What was reassuring was to find a large section of West Bengal’s Muslim population enthusiastically joining in the festivities. Several community pujas across the state and in the city, reported the media, were organised by Muslims or with their help. The Muslim youth in the port area have been for years been organising a puja for sex workers and their children. This year was no exception. The Hindu-Muslim divide during the Puja was never an issue earlier. But thank politicians for this.

On the eighth day of the festivities, I was invited to join the Durga Puja by an aristocratic Bengali family in their palatial central Kolkata home. This family puja was nearly 300 years old, I was told. It was first held in their ancestral village - Telirbag - in undivided Bengal, now in Bangladesh.
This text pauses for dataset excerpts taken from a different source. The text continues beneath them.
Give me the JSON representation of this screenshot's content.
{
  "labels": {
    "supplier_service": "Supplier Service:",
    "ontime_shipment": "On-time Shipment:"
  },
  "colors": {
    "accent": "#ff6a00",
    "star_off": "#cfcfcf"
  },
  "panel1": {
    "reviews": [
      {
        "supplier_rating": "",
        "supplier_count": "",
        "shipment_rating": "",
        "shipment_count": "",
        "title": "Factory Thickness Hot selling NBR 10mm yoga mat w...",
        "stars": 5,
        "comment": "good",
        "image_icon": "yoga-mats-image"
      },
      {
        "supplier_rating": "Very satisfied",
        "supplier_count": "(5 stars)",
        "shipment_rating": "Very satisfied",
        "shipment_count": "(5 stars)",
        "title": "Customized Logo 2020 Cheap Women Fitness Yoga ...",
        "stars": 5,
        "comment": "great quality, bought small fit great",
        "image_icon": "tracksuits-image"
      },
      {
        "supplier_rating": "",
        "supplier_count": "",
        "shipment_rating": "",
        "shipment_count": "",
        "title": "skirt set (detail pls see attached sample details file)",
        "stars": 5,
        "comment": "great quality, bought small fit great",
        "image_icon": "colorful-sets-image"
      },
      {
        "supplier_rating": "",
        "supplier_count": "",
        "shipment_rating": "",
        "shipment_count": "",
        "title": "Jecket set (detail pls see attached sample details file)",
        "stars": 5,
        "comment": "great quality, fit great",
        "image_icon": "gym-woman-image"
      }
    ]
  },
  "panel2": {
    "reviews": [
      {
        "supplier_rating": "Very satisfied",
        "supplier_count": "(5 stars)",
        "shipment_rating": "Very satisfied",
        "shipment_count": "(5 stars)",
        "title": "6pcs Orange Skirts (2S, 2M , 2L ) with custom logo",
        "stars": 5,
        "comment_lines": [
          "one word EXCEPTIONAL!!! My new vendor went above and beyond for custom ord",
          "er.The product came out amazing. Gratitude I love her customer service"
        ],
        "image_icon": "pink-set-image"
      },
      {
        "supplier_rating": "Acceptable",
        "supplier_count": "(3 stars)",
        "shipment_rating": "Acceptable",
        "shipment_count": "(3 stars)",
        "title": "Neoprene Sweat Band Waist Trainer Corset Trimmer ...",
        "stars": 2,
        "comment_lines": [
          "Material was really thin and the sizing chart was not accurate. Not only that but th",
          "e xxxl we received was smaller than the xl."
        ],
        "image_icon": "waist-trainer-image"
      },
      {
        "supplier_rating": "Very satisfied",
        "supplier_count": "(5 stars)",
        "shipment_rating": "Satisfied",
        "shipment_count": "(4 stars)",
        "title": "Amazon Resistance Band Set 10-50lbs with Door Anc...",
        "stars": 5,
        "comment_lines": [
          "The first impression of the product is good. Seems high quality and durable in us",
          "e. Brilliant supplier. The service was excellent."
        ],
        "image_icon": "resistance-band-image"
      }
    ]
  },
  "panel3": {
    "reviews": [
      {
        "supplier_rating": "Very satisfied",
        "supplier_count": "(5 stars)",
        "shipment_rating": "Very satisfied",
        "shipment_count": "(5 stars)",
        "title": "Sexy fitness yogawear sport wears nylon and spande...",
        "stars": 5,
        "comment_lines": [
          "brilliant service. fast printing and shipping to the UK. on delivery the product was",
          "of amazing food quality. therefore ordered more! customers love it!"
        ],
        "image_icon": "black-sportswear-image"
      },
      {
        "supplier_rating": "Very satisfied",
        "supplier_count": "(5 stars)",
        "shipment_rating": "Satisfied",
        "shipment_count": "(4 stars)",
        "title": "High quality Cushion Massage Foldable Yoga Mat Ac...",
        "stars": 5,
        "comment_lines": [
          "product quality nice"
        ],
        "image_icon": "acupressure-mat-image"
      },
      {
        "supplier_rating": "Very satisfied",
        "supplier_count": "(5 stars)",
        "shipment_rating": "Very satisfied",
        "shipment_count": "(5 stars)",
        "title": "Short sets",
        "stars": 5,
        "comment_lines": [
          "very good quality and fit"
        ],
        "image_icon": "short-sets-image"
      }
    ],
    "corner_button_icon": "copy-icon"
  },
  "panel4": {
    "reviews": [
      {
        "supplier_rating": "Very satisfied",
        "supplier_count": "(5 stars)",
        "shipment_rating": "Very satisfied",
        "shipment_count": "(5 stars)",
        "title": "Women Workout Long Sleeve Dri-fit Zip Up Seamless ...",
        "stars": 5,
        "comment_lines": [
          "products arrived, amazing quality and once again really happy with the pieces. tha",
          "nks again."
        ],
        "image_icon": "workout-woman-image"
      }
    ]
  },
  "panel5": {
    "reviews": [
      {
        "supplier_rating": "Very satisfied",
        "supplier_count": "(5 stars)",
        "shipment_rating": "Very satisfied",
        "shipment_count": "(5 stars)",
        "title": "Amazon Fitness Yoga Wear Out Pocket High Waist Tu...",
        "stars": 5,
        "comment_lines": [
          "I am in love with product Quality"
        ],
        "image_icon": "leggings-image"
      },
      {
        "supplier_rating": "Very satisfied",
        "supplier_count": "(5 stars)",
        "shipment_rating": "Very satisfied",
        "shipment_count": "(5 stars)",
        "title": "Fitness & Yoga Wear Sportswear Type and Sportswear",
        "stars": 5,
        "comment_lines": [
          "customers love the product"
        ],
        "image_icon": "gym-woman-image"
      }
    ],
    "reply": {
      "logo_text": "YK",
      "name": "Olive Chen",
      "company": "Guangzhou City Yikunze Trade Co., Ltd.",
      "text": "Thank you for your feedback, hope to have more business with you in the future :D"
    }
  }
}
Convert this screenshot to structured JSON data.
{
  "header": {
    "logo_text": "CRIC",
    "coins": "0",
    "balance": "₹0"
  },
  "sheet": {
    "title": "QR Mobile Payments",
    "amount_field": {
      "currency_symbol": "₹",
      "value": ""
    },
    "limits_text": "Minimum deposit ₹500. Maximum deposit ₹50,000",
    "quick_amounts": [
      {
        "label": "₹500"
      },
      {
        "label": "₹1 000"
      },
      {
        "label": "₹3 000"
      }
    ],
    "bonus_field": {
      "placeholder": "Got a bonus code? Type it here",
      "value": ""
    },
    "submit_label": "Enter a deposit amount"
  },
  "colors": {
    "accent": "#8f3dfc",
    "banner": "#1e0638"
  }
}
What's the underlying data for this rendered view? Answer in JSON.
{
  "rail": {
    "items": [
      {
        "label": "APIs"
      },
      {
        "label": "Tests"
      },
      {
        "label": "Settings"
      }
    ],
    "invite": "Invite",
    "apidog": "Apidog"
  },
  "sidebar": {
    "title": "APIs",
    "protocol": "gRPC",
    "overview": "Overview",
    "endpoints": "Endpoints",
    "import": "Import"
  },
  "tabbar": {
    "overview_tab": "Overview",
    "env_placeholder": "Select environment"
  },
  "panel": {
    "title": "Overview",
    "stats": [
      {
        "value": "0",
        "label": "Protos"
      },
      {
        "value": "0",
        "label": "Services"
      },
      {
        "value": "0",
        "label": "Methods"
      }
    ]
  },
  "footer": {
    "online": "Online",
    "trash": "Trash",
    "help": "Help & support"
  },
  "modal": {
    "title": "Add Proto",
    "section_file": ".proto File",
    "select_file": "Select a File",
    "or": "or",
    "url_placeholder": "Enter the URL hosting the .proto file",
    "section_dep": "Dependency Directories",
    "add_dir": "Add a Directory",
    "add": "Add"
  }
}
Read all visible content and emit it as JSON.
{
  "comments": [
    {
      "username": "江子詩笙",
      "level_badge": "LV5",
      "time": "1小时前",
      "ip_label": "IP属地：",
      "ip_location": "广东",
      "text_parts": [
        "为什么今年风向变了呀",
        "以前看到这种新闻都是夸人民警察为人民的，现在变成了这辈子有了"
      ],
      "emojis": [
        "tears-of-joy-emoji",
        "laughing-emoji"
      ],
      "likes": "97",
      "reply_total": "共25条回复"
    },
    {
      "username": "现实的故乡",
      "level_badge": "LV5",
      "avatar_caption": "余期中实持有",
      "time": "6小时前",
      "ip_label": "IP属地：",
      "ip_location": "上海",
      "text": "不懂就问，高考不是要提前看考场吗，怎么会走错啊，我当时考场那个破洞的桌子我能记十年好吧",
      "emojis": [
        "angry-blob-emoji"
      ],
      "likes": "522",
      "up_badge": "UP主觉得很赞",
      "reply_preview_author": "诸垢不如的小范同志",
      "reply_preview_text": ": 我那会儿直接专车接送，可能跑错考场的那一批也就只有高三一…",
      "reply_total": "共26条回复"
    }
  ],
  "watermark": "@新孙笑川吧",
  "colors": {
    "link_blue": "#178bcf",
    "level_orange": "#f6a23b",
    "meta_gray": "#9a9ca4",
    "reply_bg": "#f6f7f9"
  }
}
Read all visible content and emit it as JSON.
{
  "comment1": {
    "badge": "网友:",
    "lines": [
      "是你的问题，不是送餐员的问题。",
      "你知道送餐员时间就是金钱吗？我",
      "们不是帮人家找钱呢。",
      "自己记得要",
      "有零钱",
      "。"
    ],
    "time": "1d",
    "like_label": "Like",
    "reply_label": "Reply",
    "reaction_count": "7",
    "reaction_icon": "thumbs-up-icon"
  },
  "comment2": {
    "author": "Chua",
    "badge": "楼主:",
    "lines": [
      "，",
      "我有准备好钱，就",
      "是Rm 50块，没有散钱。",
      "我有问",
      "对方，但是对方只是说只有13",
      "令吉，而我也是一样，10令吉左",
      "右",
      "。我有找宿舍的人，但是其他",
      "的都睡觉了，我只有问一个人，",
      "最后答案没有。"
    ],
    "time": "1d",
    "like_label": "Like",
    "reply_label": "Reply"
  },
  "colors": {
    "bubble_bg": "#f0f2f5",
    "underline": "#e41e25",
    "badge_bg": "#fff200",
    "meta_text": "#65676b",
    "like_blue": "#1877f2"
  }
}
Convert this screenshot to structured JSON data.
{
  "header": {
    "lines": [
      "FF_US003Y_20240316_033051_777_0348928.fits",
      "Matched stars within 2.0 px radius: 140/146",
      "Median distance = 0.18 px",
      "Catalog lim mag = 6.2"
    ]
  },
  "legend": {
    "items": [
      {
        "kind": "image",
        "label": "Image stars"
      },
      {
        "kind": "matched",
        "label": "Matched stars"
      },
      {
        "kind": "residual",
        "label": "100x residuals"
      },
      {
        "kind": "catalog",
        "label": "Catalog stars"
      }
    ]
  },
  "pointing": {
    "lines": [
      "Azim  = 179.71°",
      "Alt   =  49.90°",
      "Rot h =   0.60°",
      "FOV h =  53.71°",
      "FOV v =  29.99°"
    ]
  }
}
The family continued with the puja even after they migrated to Kolkata long before Partition and made this city their home.

Like so many other family pujas in Bengal, they continue to buy the idol of the goddess from the same potter’s family; the priests who perform the puja are doing it through successive generations and even the Dhakis–the percussionists - have a long association with this family puja. The best part is, everyone partakes the Ashtami bhog together.

While people in other parts of India celebrate Navaratri by fasting and abstinence from worldly pleasures, Bengalis during these five days eat, drink and make merry like there is no tomorrow. Fish fries, mutton rolls, Mughlai paratha, Nalli-Nehari, Biryani and Rui-Kaliaare often consumed on the same day.

The fasting is not at all mandatory. In fact, fasting for a few hours to make you eligible to offer ‘pushpanjali’, before gorging on food is the norm. I was relieved to find that even after a quarter of a century, Devi Durgais still fine with such gluttony.